Ma un astuto scimmiotto consigliò: “Non facciamolo altro che con l’apparenza di un motivo giusto. Altrimenti faremo brutta figura presso i popoli e saremo invisi a Dio. Spiamo dunque ogni azione dell’agnello divenuto montone per poterlo accusare con una parvenza di giustizia”.
“Ci penso io” disse il serpente. “Ed io pure” disse la scimmia. Uno strisciando fra le erbe, l’altra stando sull’alto delle piante, non persero mai di vista l’agnello divenuto montone, e ogni sera, quando lui si ritirava per riposare dalle fatiche della missione, e per meditare sulle misure da adottare e le parole da usare per domare la ribellione e vincere i peccati dei sudditi, questi, meno qualche raro onesto e fedele, si riunivano per ascoltare il rapporto delle due spie e dei due traditori. Perché tali erano anche.
Il serpente diceva al suo re: “Ti seguo perché ti amo e se vedessi che sei assalito voglio potere difenderti”.
La scimmia diceva al suo re: “Come ti ammiro! Ti voglio aiutare. Guarda, da qua io vedo che oltre quel prato si sta peccando. Corri!”; e poi diceva ai compagni: “Anche oggi ha preso parte al banchetto di alcuni peccatori. Ha finto di andare là per convertirli, ma poi, in realtà, è stato complice dei loro bagordi”.
E il serpente riferiva: “È andato fino fuori dal suo popolo, avvicinando farfalle, mosconi e viscidi lumaconi. È un infedele. Commercia con stranieri immondi”.
Così parlavano alle spalle dell’innocente, credendo che costui ignorasse. Ma lo spirito del Signore, che lo aveva formato alla sua missione, lo illuminava anche sulle congiure dei sudditi. Avrebbe potuto fuggire sdegnato, maledicendoli. Ma l’agnello era dolce ed umile di cuore. Amava. Aveva il torto di amare. E aveva quello anche più grande di perseverare, amando e perdonando, nella sua missione, a costo della morte, per compiere la volontà di Dio. Oh! che torti questi presso gli uomini! Imperdonabili! E tanto lo erano che a lui procurarono condanna.
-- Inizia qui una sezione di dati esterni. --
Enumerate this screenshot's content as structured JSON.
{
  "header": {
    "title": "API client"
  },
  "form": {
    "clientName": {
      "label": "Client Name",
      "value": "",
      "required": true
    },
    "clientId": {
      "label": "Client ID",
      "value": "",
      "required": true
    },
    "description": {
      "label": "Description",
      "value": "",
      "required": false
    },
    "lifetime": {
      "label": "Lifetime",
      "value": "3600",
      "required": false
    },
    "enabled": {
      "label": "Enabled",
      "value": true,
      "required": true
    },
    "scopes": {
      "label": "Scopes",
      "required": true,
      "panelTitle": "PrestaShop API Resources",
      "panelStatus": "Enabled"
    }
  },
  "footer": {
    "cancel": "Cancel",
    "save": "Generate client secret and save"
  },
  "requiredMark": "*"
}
“Sia ucciso per essere liberati dalla sua oppressione”. E il serpente si incaricò di ucciderlo perché è sempre il serpente il traditore…
Questo è l’altro apologo. A te capirlo, popolo di Nazaret! Io, per l’amore che a te mi lega, ti auguro di rimanere almeno al grado di popolo ostile, e non oltre. L’amor della terra in cui venni bambino, in cui crebbi amandovi e avendo amore, mi fa dire a voi tutti: “Non siete più ostili. Non fate che la storia dica: ‘Da Nazaret venne il suo traditore e i suoi giudici iniqui’ ”.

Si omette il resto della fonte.